Never said it was a crime, only that in my humble opinion as a conservationist and smallie lover, keeping a healthy four pound bass is a shame. At that size she's probably a female, all set to replenish the stocks. Or, in this case maybe not. I never even fish the Ottawa, I live in the Dot.
I ate a smallie this summer that died from a brain-to-hook experience and it tasted very nice. I just don't want to be lamenting about how you used to get big bass here, and you used to get big bass there in twenty years when I'm fishing with the kid I'm going to have.
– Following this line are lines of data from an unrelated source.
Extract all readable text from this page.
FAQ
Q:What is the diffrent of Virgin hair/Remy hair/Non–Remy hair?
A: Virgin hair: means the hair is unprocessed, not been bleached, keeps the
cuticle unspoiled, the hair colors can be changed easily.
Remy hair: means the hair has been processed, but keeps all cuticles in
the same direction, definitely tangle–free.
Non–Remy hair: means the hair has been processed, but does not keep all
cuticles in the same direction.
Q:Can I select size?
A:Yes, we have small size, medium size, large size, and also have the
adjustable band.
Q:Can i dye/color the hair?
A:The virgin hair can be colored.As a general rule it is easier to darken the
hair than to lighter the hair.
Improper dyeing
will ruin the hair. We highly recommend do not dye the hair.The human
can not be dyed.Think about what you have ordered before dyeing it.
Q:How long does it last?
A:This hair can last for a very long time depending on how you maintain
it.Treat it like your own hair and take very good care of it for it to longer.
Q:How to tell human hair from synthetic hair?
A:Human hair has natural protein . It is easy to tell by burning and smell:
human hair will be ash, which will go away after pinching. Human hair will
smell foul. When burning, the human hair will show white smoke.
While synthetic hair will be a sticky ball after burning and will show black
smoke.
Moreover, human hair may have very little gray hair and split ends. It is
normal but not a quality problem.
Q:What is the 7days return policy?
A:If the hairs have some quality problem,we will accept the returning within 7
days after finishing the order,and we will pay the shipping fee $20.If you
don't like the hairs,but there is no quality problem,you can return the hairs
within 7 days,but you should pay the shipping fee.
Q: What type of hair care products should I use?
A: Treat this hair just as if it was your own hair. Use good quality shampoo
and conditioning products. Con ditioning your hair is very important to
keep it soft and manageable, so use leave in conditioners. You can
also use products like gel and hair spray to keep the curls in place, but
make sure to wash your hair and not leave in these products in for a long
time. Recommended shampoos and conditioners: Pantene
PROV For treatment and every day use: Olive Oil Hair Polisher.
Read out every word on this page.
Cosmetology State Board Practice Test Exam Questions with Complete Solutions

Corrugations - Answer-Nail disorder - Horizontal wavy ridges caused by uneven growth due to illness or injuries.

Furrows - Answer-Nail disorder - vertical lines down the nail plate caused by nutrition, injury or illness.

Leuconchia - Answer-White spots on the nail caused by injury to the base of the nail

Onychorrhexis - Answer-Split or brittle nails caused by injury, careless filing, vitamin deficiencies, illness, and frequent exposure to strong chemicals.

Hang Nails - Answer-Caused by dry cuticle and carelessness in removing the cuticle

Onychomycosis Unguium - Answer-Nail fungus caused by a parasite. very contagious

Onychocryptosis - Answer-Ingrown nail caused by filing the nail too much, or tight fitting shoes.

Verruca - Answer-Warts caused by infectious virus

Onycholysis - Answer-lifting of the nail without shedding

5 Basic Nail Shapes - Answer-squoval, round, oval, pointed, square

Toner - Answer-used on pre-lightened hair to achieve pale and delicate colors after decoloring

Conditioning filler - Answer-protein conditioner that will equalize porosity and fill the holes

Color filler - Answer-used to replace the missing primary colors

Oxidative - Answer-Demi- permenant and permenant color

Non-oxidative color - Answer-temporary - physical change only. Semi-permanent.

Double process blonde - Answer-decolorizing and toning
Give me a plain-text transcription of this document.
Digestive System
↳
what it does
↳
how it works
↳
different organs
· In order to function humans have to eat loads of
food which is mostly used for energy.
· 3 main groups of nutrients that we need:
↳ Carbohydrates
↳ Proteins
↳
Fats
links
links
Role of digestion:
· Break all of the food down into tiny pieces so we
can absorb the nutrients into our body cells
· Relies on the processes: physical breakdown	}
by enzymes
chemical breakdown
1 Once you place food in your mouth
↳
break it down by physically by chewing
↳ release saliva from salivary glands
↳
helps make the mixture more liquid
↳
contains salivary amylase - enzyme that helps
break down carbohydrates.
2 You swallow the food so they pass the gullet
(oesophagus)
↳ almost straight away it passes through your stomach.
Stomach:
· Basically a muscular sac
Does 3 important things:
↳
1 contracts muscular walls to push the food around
Case in point. I did a seven-day canoe trip into the a remote system of lakes this past bass opener. We anticipated big fish due to the remoteness of the location, athough a fly-in and a shuttle-in outfitter operate on the system Three portages with seven days of supplies. This was supposed to be my money, lunker trip for the year. There are no walleye in these lakes, only bass and pike. We had planned to eat a pike or two on this trip, but we hooked only one, twice. A really nice fish over 40" that bit off my Bass Magnet frog, then hit a spinnerbait immediately but rubbed me off in a jungle of timber. Pike were very scarce. Fished out? You be the judge.
What we found was bass carcasses from what used to be three-to-five pound bass at several sites we visited, left over from pre-season shore lunches. From fresh ones dispatched the day before the opener to carcasses several weeks old (strewn about a campsite and infecting it with ants that chased us away after 15-minutes). Lots of carcasses. Dozens. And the snapping turtles were gargantuan, fat like garbage bears.
We caught mostly dinks, hundreds of dinks. The largest single fish we caught approached four pounds, but fish over two pounds were few-and-far between. As a side note the garbage in this system was made me embarrassed as an outdoorsman. Northern Ontario, trash bin.
I don't condemn anyone who takes fish for the table now and then. But there are millions of us, not just people, millions of anglers. Do the math. If you genuniely enjoy fishing, catch-and-release is just the right thing to do with big fish. Can I get an Amen?
Like I said I'm not trying to offend or condemn anyone here. Just, this is an important issue and I enjoy a chance to debate it and put it in the foreground to see how people feel about it. After all, its cold out.